Von besonderer historischer Bedeutung ist die Reichsbetriebsnummer (RB-Nummer) “0/0671/0036” mit der Datierung F43 (Februar 1943). Diese Kennzeichnung war Teil des umfassenden Kontrollsystems der Wehrmacht zur Überwachung der Rüstungsproduktion. Jeder Hersteller von Wehrmachtsausrüstung erhielt eine eindeutige RB-Nummer, die es ermöglichte, Produktionsstandorte, Qualitätsstandards und Lieferketten zu kontrollieren. Die Datierung auf Februar 1943 fällt in eine kritische Phase des Afrikafeldzugs, nur wenige Monate vor der endgültigen Kapitulation der Achsenmächte in Tunesien im Mai 1943.

Die Größenangabe 57 entspricht einem Kopfumfang von 57 Zentimetern und war eine der Standardgrößen, die für durchschnittliche Soldaten produziert wurden. Das deutsche Größensystem für Kopfbedeckungen basierte auf dem Zentimetermaß des Kopfumfangs und ermöglichte eine relativ präzise Passform.

Die Produktion von Tropenausrüstung stellte für die deutsche Rüstungsindustrie eine logistische Herausforderung dar. Während der Großteil der Wehrmachtsausrüstung auf den europäischen Kriegsschauplatz ausgerichtet war, musste für das Afrikakorps eine vollständig neue Produktionslinie etabliert werden. Dies umfasste nicht nur Uniformen und Kopfbedeckungen, sondern auch spezielles Schuhwerk, Sonnenbrillen und andere tropenspezifische Ausrüstungsgegenstände.

Der Feldzug in Nordafrika endete im Mai 1943 mit der Kapitulation der deutsch-italienischen Heeresgruppe Afrika. Über 250.000 Soldaten der Achsenmächte gerieten in Kriegsgefangenschaft. Die Niederlage bedeutete nicht nur einen strategischen Wendepunkt im Zweiten Weltkrieg, sondern auch das Ende der Produktion von Tropenausrüstung in großem Umfang.

Heute sind authentische Stücke der Afrikakorps-Ausrüstung begehrte Sammlerstücke, die wichtige Zeugnisse eines spezifischen Kapitels der Militärgeschichte darstellen.
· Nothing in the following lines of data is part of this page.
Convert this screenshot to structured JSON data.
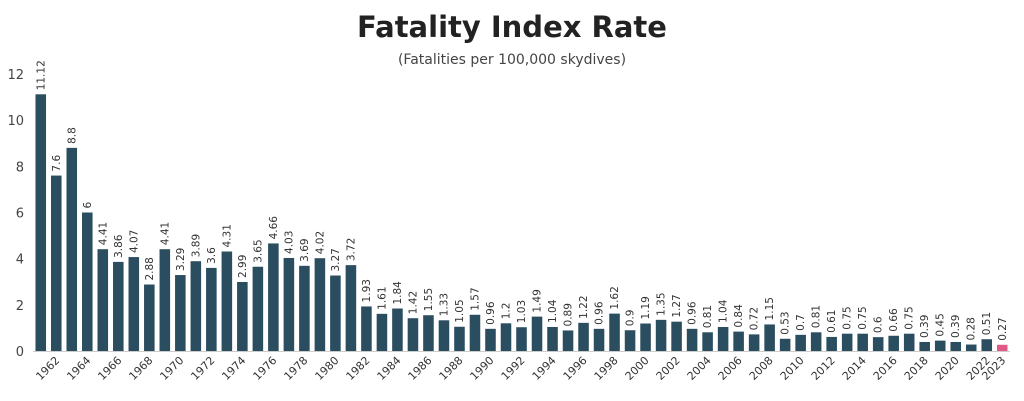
{
  "chart_data": {
    "type": "bar",
    "title": "Fatality Index Rate",
    "subtitle": "(Fatalities per 100,000 skydives)",
    "xlabel": "",
    "ylabel": "",
    "ylim": [
      0,
      12
    ],
    "yticks": [
      "0",
      "2",
      "4",
      "6",
      "8",
      "10",
      "12"
    ],
    "grid": false,
    "legend": "none",
    "bar_color": "#2a4d5f",
    "highlight_color": "#e05a86",
    "highlight_category": "2023",
    "categories": [
      "1961",
      "1962",
      "1963",
      "1964",
      "1965",
      "1966",
      "1967",
      "1968",
      "1969",
      "1970",
      "1971",
      "1972",
      "1973",
      "1974",
      "1975",
      "1976",
      "1977",
      "1978",
      "1979",
      "1980",
      "1981",
      "1982",
      "1983",
      "1984",
      "1985",
      "1986",
      "1987",
      "1988",
      "1989",
      "1990",
      "1991",
      "1992",
      "1993",
      "1994",
      "1995",
      "1996",
      "1997",
      "1998",
      "1999",
      "2000",
      "2001",
      "2002",
      "2003",
      "2004",
      "2005",
      "2006",
      "2007",
      "2008",
      "2009",
      "2010",
      "2011",
      "2012",
      "2013",
      "2014",
      "2015",
      "2016",
      "2017",
      "2018",
      "2019",
      "2020",
      "2021",
      "2022",
      "2023"
    ],
    "tick_labels": [
      "",
      "1962",
      "",
      "1964",
      "",
      "1966",
      "",
      "1968",
      "",
      "1970",
      "",
      "1972",
      "",
      "1974",
      "",
      "1976",
      "",
      "1978",
      "",
      "1980",
      "",
      "1982",
      "",
      "1984",
      "",
      "1986",
      "",
      "1988",
      "",
      "1990",
      "",
      "1992",
      "",
      "1994",
      "",
      "1996",
      "",
      "1998",
      "",
      "2000",
      "",
      "2002",
      "",
      "2004",
      "",
      "2006",
      "",
      "2008",
      "",
      "2010",
      "",
      "2012",
      "",
      "2014",
      "",
      "2016",
      "",
      "2018",
      "",
      "2020",
      "",
      "2022",
      "2023"
    ],
    "values": [
      11.12,
      7.6,
      8.8,
      6,
      4.41,
      3.86,
      4.07,
      2.88,
      4.41,
      3.29,
      3.89,
      3.6,
      4.31,
      2.99,
      3.65,
      4.66,
      4.03,
      3.69,
      4.02,
      3.27,
      3.72,
      1.93,
      1.61,
      1.84,
      1.42,
      1.55,
      1.33,
      1.05,
      1.57,
      0.96,
      1.2,
      1.03,
      1.49,
      1.04,
      0.89,
      1.22,
      0.96,
      1.62,
      0.9,
      1.19,
      1.35,
      1.27,
      0.96,
      0.81,
      1.04,
      0.84,
      0.72,
      1.15,
      0.53,
      0.7,
      0.81,
      0.61,
      0.75,
      0.75,
      0.6,
      0.66,
      0.75,
      0.39,
      0.45,
      0.39,
      0.28,
      0.51,
      0.27
    ],
    "data_labels": [
      "11.12",
      "7.6",
      "8.8",
      "6",
      "4.41",
      "3.86",
      "4.07",
      "2.88",
      "4.41",
      "3.29",
      "3.89",
      "3.6",
      "4.31",
      "2.99",
      "3.65",
      "4.66",
      "4.03",
      "3.69",
      "4.02",
      "3.27",
      "3.72",
      "1.93",
      "1.61",
      "1.84",
      "1.42",
      "1.55",
      "1.33",
      "1.05",
      "1.57",
      "0.96",
      "1.2",
      "1.03",
      "1.49",
      "1.04",
      "0.89",
      "1.22",
      "0.96",
      "1.62",
      "0.9",
      "1.19",
      "1.35",
      "1.27",
      "0.96",
      "0.81",
      "1.04",
      "0.84",
      "0.72",
      "1.15",
      "0.53",
      "0.7",
      "0.81",
      "0.61",
      "0.75",
      "0.75",
      "0.6",
      "0.66",
      "0.75",
      "0.39",
      "0.45",
      "0.39",
      "0.28",
      "0.51",
      "0.27"
    ]
  }
}
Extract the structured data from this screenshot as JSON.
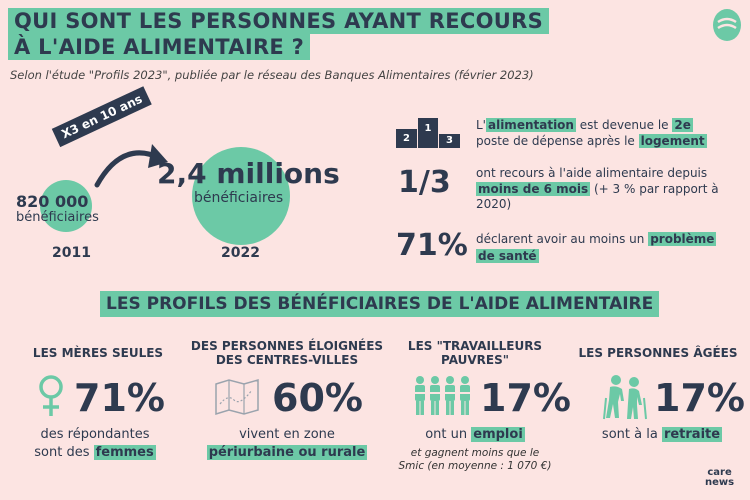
{
  "header": {
    "title_line1": "QUI SONT LES PERSONNES AYANT RECOURS",
    "title_line2": "À L'AIDE ALIMENTAIRE ?",
    "subtitle": "Selon l'étude \"Profils 2023\", publiée par le réseau des Banques Alimentaires (février 2023)"
  },
  "growth": {
    "badge": "X3 en 10 ans",
    "year_2011": "2011",
    "count_2011": "820 000",
    "unit_2011": "bénéficiaires",
    "year_2022": "2022",
    "count_2022": "2,4 millions",
    "unit_2022": "bénéficiaires"
  },
  "podium": {
    "left": "2",
    "center": "1",
    "right": "3"
  },
  "facts": {
    "food": {
      "pre": "L'",
      "hl1": "alimentation",
      "mid": "est devenue le ",
      "hl2": "2e",
      "post": "poste de dépense après le ",
      "hl3": "logement"
    },
    "third": {
      "big": "1/3",
      "pre": "ont recours à l'aide alimentaire depuis ",
      "hl": "moins de 6 mois",
      "post": " (+ 3 % par rapport à 2020)"
    },
    "health": {
      "big": "71%",
      "pre": "déclarent avoir au moins un ",
      "hl1": "problème",
      "hl2": "de santé"
    }
  },
  "banner": "LES PROFILS DES BÉNÉFICIAIRES DE L'AIDE ALIMENTAIRE",
  "profiles": [
    {
      "title": "LES MÈRES SEULES",
      "pct": "71%",
      "desc1": "des répondantes",
      "desc2_pre": "sont des ",
      "desc2_hl": "femmes",
      "icon": "female-symbol-icon"
    },
    {
      "title1": "DES PERSONNES ÉLOIGNÉES",
      "title2": "DES CENTRES-VILLES",
      "pct": "60%",
      "desc1": "vivent en zone",
      "desc2_hl": "périurbaine ou rurale",
      "icon": "map-icon"
    },
    {
      "title1": "LES \"TRAVAILLEURS",
      "title2": "PAUVRES\"",
      "pct": "17%",
      "desc_pre": "ont un ",
      "desc_hl": "emploi",
      "note1": "et gagnent moins que le",
      "note2": "Smic (en moyenne : 1 070 €)",
      "icon": "workers-icon"
    },
    {
      "title": "LES PERSONNES ÂGÉES",
      "pct": "17%",
      "desc_pre": "sont à la ",
      "desc_hl": "retraite",
      "icon": "elderly-couple-icon"
    }
  ],
  "brand": {
    "line1": "care",
    "line2": "news"
  },
  "colors": {
    "accent": "#6cc9a6",
    "background": "#fce4e2",
    "text": "#2e3a4f"
  }
}
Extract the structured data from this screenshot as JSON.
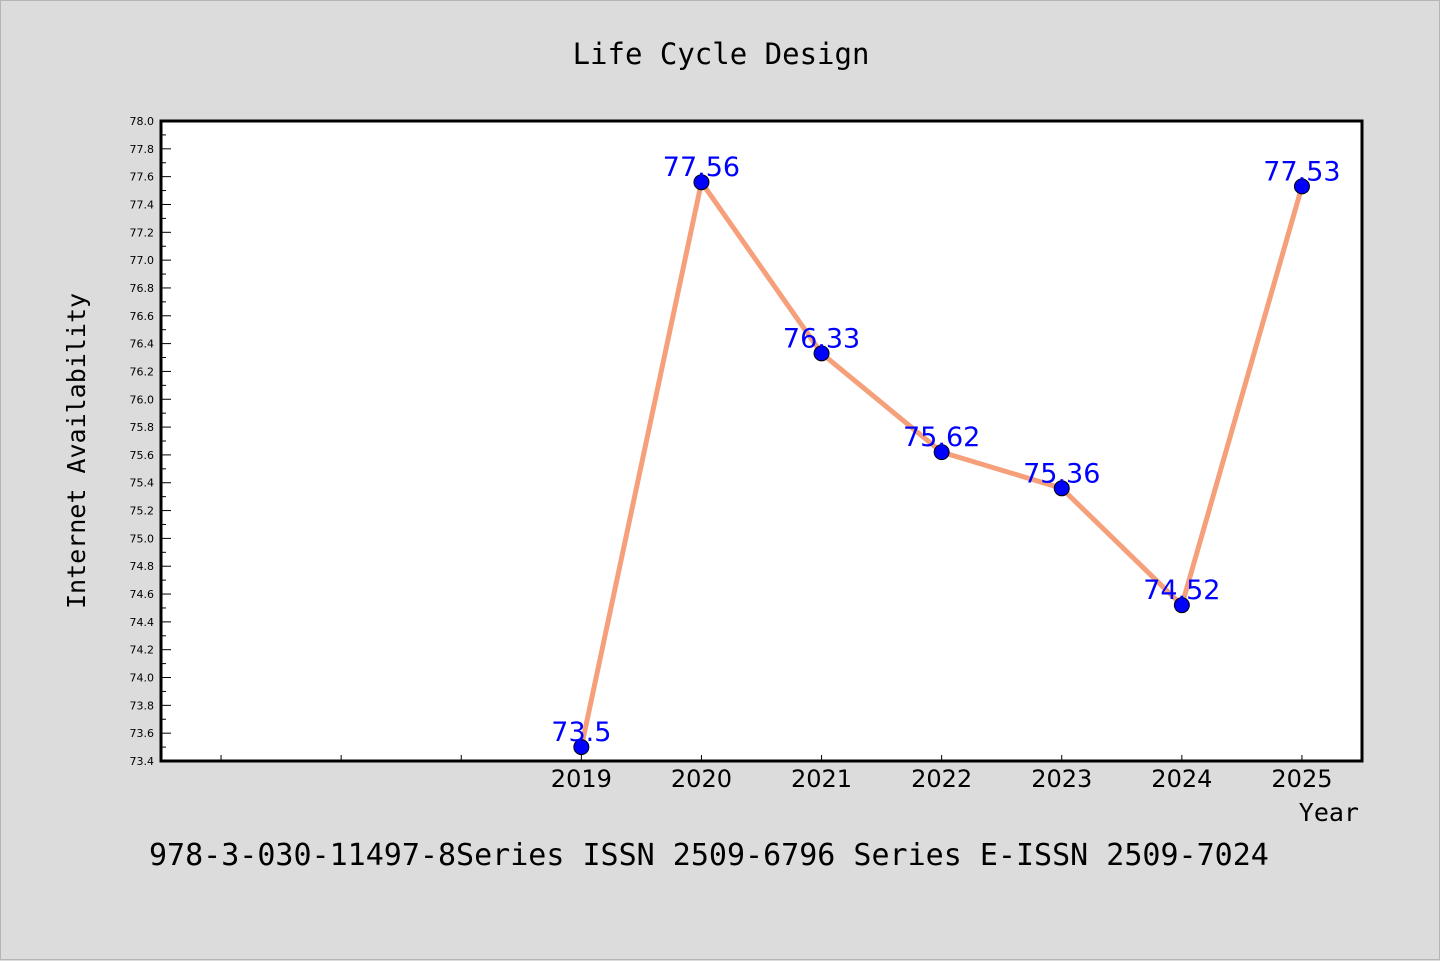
{
  "chart_data": {
    "type": "line",
    "title": "Life Cycle Design",
    "xlabel": "Year",
    "ylabel": "Internet Availability",
    "x": [
      "2019",
      "2020",
      "2021",
      "2022",
      "2023",
      "2024",
      "2025"
    ],
    "series": [
      {
        "values": [
          73.5,
          77.56,
          76.33,
          75.62,
          75.36,
          74.52,
          77.53
        ],
        "labels": [
          "73.5",
          "77.56",
          "76.33",
          "75.62",
          "75.36",
          "74.52",
          "77.53"
        ],
        "line_color": "#f5a07a",
        "marker_color": "#0000ff"
      }
    ],
    "ylim": [
      73.4,
      78.0
    ],
    "ytick_step": 0.2,
    "grid": false,
    "legend": "none"
  },
  "footer": {
    "text": "978-3-030-11497-8Series ISSN 2509-6796 Series E-ISSN 2509-7024"
  },
  "colors": {
    "background": "#dcdcdc",
    "plot_background": "#ffffff",
    "line": "#f5a07a",
    "marker": "#0000ff",
    "data_label": "#0000ff"
  }
}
Sie dokumentieren sowohl die technische Entwicklung militärischer Ausrüstung als auch die historischen Ereignisse des nordafrikanischen Kriegsschauplatzes. Die Erhaltung solcher Objekte dient der wissenschaftlichen Aufarbeitung und dem historischen Verständnis dieser Epoche, fernab jeglicher Glorifizierung.